People v Hercules
2008 NY Slip Op 00527 [47 AD3d 835]
January 22, 2008
Appellate Division, Second Department
Published by New York State Law Reporting Bureau pursuant to Judiciary Law § 431.
As corrected through Friday, June 20, 2008


The People of the State of New York, Respondent,
v
Augustine Hercules, Appellant.

[*1] Pamela D. Hayes, New York, N.Y., for appellant.

Charles J. Hynes, District Attorney, Brooklyn, N.Y. (Leonard Joblove and Ruth E. Ross of counsel), for respondent.

Appeal by the defendant from a judgment of the Supreme Court, Kings County (Feldman, J.), rendered March 25, 2004, convicting him of assault in the second degree, upon a jury verdict, and imposing sentence.

Ordered that the judgment is affirmed, and the matter is remitted to the Supreme Court, Kings County, for further proceedings pursuant to CPL 460.50 (5).

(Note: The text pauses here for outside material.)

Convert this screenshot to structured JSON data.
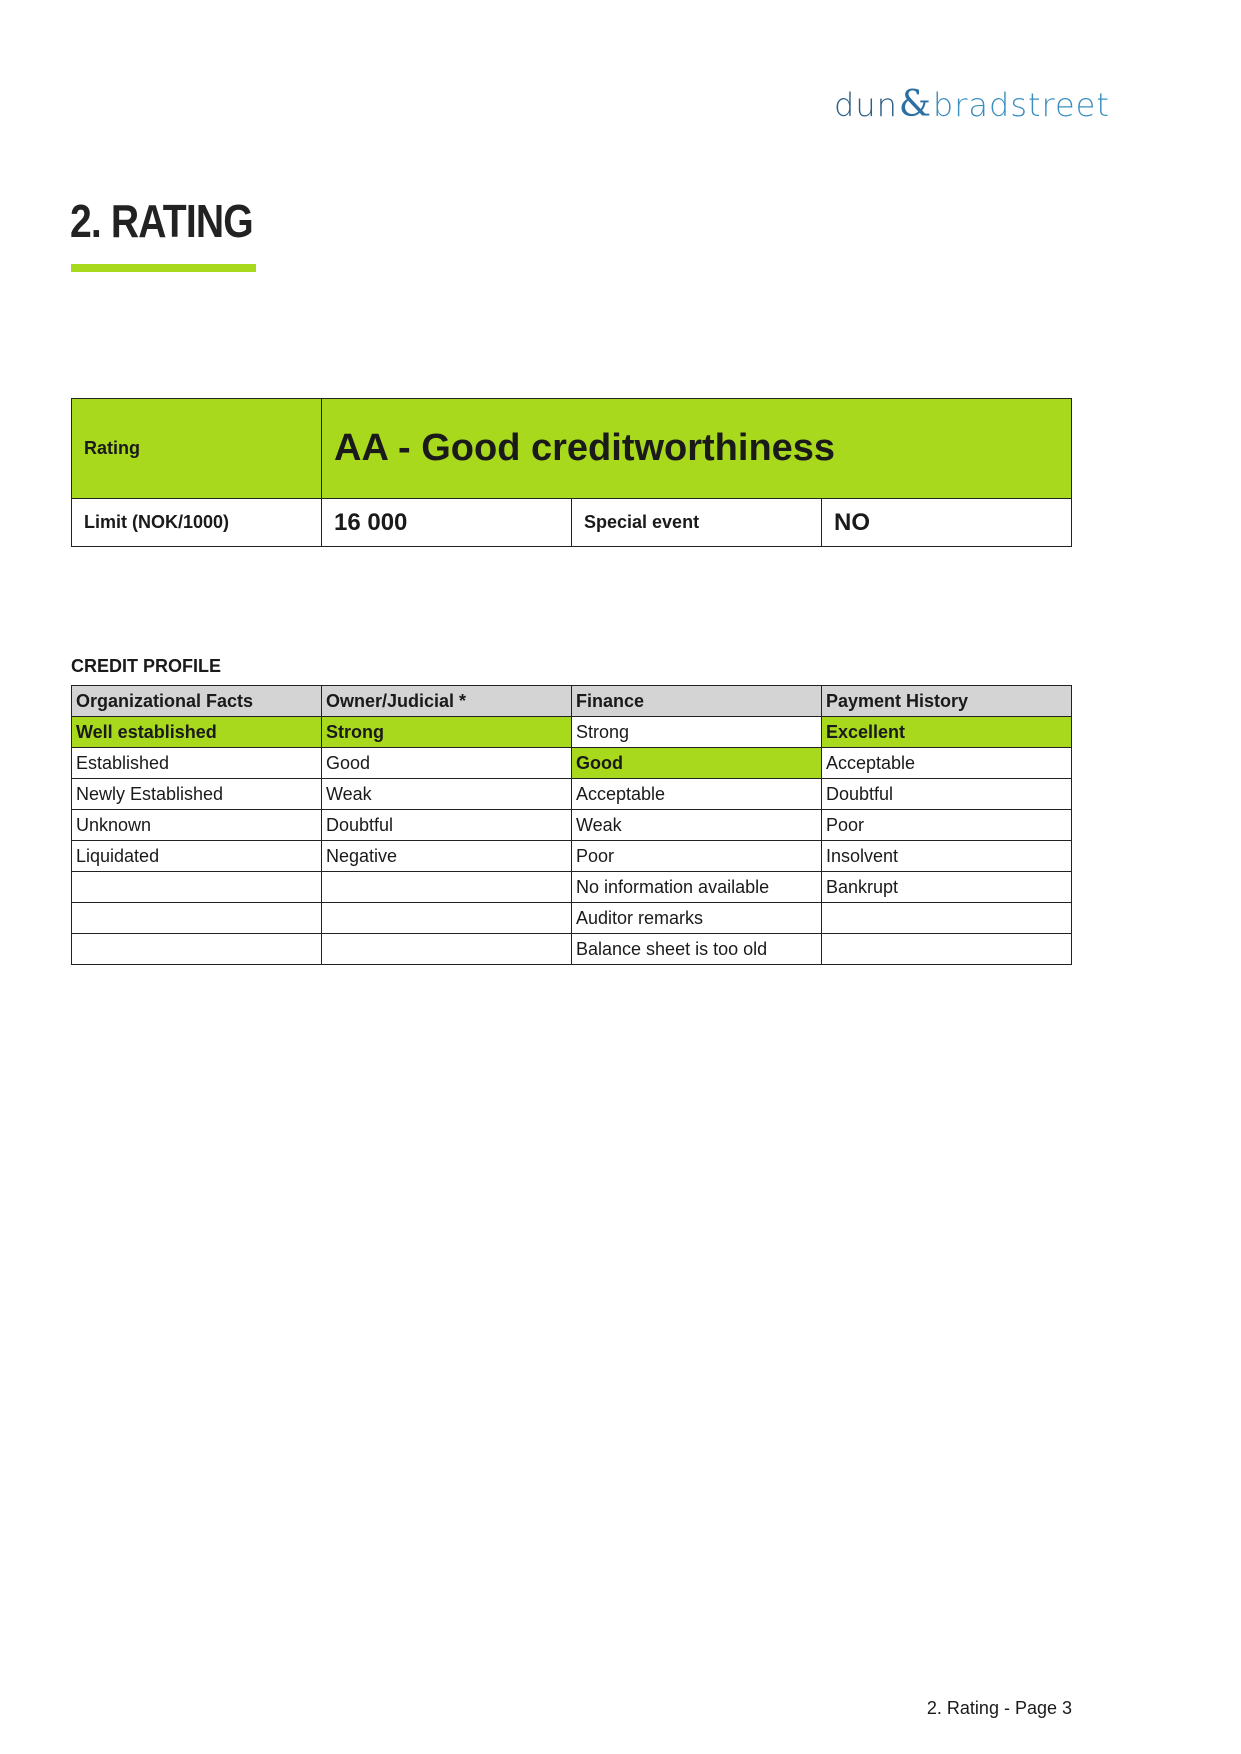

Viewing the evidence in the light most favorable to the prosecution (see People v Contes, 60 NY2d 620, 621 [1983]), we find that it was legally sufficient to establish the defendant's guilt of assault in the second degree beyond a reasonable doubt (see People v Johnson, 40 AD3d 1270, 1271-1272 [2007]; People v Millett, 26 AD3d 345, 346 [2006]). Moreover, upon the exercise of our factual review power (see CPL 470.15 [5]), we are satisfied that the verdict of guilt was not against the weight of the evidence (see People v Romero, 7 NY3d 633 [2006]).

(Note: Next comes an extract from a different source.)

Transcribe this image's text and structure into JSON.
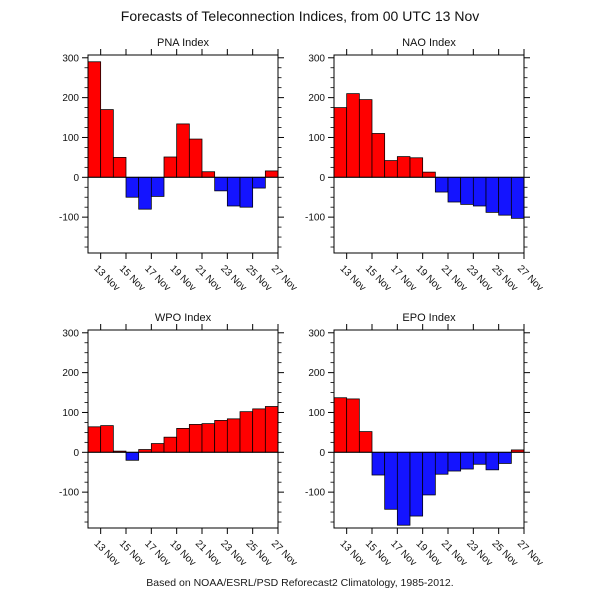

The trial court providently exercised its discretion in limiting the defendant's cross-examination of the complaining witnesses concerning an alleged cooperation agreement with the police (see People v Rodriguez, 191 AD2d 723, 723-724 [1993]).

The defendant contends that he was deprived of his right to a fair trial because of certain allegedly improper comments made by the prosecutor on summation. However, the defendant's arguments in this regard are not preserved for appellate review (see CPL 470.05 [2]), as the defendant either failed to object to the challenged comments, made only a general objection, or failed to request [*2]curative instructions when the trial court sustained his objections (see People v German, 45 AD3d 861 [2007]). In any event, the challenged remarks were proper because they constituted fair comment on the evidence, a fair response to the defense summation, or harmless error (see People v Colon, 45 AD3d 776 [2007]; People v Urena, 24 AD3d 693 [2005]).

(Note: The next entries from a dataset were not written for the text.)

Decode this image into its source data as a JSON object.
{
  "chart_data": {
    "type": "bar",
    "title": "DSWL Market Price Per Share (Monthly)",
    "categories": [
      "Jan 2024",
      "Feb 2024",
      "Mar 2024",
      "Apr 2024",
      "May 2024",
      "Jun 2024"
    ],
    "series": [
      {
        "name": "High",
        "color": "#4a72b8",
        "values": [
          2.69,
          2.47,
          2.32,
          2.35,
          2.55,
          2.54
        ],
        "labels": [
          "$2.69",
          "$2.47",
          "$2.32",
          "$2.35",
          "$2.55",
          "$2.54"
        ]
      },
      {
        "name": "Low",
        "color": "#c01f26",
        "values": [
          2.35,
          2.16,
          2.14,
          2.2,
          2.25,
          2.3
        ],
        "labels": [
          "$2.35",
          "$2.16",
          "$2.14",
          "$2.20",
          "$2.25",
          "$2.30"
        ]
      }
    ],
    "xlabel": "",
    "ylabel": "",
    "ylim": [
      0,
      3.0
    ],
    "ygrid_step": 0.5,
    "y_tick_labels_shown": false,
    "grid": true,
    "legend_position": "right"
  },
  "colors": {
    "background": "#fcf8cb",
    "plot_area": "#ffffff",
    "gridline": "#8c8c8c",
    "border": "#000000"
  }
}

The defendant's contention that he was deprived of his right to a fair trial because the trial court failed to give adequate limiting instructions regarding the purpose for which evidence of certain prior bad acts was received is unpreserved for appellate review (see CPL 470.05 [2]). In any event, since the court did include such limiting instructions in its preliminary remarks and in its charge to the jury, the omission of such instructions at the time the evidence was admitted did not deprive the defendant of a fair trial (see People v Norman, 40 AD3d 1128, 1129-1130 [2007]).

The defendant contends that the trial court erred in denying his request to charge assault in the third degree (see Penal Law § 120.00 [1]) as a lesser-included offense of assault in the second degree (see Penal Law § 120.05 [2]). However, the court properly denied the request, because even when viewing the evidence in the light most favorable to the defendant, no reasonable view of the evidence supported a finding that he assaulted the complaining witness but did not use a deadly weapon or dangerous instrument (see People v Vaughn, 36 AD3d 434, 436 [2007]; CPL 300.50 [1]).

The defendant's contention that he was deprived of his right to a fair trial by virtue of certain comments and questioning by the trial court is unpreserved for appellate review (see CPL 470.05 [2]), and, in any event, is without merit (see People v Moulton, 43 NY2d 944, 945 [1978]). Santucci, J.P., Lifson, Covello and Angiolillo, JJ., concur.